| |
Ahlak ve siyaset
Bir süredir Türkiye'deki Fransız okullarının öğretmenleri keyifsiz. Sınıfa girerken ayakları geri geri gidiyor. Galatasaray Lisesi'nde öyle, Tevfik Fikret'te öyle, Lycee de Charles de Gaulle'de öyle, Pierre Loti, Saint-Pulcherie, Notre Dame de Sion, Saint-Joseph, Saint Michel, Saint Benoit'da öyle... Çünkü öğrencilerin, o okullardaki eğitimin temelini oluşturan Fransız ahlakı, Fransız terbiyesi, erdem, sözün önemi, ahde vefa kavramlarını hatırlatıp, "Fransız politikacıların Türkiye'ye karşı sergiledikleri tutum bu değerlerle ne ölçüde bağdaşıyor" diye sormalarından çekiniyorlar. Sorulunca da yanıt bulamıyor, yerin dibine geçiyorlar. Fransız okullarının hocaları yalnız değil. Fransız basını da onların utancını paylaşmaya başladı. Örneğin "Le Monde" gazetesi, "İktidar partisi saflarında Türkiye'nin Fransa ile çok eski akrabalığını, bugün gerçekleştirmekte olduğu demokratik devrimi hatırlatacak bir tek politikacı yok mu" diye sorup sıralıyor: "Türkiye'ye Avrupa üyeliği sözünü 1963'te Cumhurbaşkanı General de Gaulle verdi. Bir başka Cumhurbaşkanı, François Mitterrand, 1992'de Ankara ziyaretinde Türkiye'nin Avrupa'nın parçası olduğunu ilan edip 'Avrupa coğrafi ölçüler ya da kültürel önyargılarla sınırlanamaz' dedi. Mitterrand'ın bu felsefesini, yine bir başka Cumhurbaşkanı, Jacques Chirac, diplomatik eyleminin ekseni yaptı ve Türkiye'nin avukatlığını üstlendi." Gazete bugün Türkiye karşıtlarının başını çekenlerden Alain Juppe'nin "ibretlik" dönüşünü de değerlendiriyor: 1995'te Türkiye ile Gümrük Birliği'nin mimarı dönemin Dışişleri Bakanı Juppe oldu. Yunanistan'ın, Fransız sosyalistlerinin ve Avrupalı siyasilerin bir bölümünün şiddetli direnişine rağmen.
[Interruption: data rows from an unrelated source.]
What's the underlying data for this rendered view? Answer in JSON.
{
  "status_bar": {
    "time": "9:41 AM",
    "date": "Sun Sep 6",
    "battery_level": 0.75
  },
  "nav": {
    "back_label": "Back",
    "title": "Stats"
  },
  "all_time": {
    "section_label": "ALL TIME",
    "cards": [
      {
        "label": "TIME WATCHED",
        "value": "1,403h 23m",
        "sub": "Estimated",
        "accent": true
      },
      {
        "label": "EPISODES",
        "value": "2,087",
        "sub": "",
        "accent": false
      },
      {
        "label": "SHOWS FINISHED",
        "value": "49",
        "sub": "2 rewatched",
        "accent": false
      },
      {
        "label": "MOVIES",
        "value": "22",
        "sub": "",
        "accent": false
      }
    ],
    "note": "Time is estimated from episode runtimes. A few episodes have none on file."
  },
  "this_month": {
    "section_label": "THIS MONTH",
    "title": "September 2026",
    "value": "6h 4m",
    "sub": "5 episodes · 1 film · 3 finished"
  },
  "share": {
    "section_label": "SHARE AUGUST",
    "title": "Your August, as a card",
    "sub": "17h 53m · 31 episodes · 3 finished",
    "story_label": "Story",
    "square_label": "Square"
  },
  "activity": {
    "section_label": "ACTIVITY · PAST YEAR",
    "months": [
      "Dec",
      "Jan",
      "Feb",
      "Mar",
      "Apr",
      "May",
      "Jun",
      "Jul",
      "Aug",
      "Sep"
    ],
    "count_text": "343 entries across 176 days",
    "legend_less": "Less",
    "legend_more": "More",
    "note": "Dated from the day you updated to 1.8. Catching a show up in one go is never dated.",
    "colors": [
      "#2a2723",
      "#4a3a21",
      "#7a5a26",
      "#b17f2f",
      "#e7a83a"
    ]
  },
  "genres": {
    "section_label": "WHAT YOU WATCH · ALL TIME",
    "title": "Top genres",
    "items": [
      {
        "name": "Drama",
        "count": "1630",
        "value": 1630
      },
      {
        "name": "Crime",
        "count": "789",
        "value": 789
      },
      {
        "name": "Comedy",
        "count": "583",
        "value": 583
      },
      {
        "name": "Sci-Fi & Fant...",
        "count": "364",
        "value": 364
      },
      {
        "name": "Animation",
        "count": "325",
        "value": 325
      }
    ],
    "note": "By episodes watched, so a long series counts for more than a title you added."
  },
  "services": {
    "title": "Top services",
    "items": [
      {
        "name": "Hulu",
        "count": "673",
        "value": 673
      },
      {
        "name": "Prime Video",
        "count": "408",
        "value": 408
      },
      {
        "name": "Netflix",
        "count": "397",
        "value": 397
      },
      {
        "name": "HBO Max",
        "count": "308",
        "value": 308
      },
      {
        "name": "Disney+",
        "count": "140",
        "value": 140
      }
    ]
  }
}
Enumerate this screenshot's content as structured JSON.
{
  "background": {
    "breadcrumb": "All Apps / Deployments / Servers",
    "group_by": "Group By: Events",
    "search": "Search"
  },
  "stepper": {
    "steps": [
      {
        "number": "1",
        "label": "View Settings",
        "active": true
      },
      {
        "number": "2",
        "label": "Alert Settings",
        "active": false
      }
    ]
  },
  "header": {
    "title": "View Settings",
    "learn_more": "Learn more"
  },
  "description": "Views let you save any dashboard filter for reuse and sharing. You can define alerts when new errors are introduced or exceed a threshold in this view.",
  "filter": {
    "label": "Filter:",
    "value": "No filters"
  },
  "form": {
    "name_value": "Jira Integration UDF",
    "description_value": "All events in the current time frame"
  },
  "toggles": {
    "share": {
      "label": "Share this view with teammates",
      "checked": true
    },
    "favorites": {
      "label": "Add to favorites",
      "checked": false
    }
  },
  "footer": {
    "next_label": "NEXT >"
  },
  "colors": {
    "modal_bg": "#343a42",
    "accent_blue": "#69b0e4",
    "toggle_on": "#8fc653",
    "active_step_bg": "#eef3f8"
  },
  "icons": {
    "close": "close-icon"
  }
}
Oysa o dönemdeki Türkiye, bugünkü Türkiye'den öyle uzaktı ki... Aynı Juppe şimdi çok daha demokratik, insan haklarını geliştirmiş, Kopenhag Kriterleri'ni yerine getirmiş Türkiye'ye "hayır" diyor.
Chirac'ın dürüstlük sınavı "Le Monde" bir başka yazıda bu dönüşü "Juppe'de kasaba politikacılığının, devlet adamlığına ağır basmasına" bağlıyor ve ekliyor: "Fransız siyasilerinin ezici çoğunluğu ikiyüzlü..." Ama bu ağır eleştiriler, "ezici çoğunluğun" umurunda değil. AB Komisyonu'nun "Türkiye ile müzakereler başlayabilir" kararından sonra yine ayaklandılar. Meclisin Türkiye özel gündemiyle toplanıp AB Komisyonu kararının oylanmasını istiyorlar. Amaçları, Chirac'ın üstünde baskı kurup AB liderlerinin 16-17 Aralık'taki Brüksel zirvesinde Türkiye'yle müzakerelerin başlaması kararını engellemesini sağlamak. İngiliz "Independent" gazetesi AB yolculuğumuzun ne kadar eskiye dayandığını anlatırken, "Türkiye, Ortak Pazar'a girmek için ilk başvuruyu yaptığında, müzik listelerinde Beatles, Beyaz Saray'da ise John F. Kennedy vardı" diyor. Hepsi o değil. Elysee'de (Fransız Cumhurbaşkanlığı sarayı) General de Gaulle vardı, Matignon'da (başbakanlık) ise George Pompidou. Yani adam gibi adamlar vardı. Devlet adamları vardı, "politichien"ler değil!
Not: Fransızca'da "politicien" siyasetçi demek, "chien" ise köpek. Bu sözcük oyunu bizim icadımız değil, Fransızlar çok sık kullanırlar. Chirac ve sözünün eri olmaya devam edenleri kastetmiyoruz. Asla!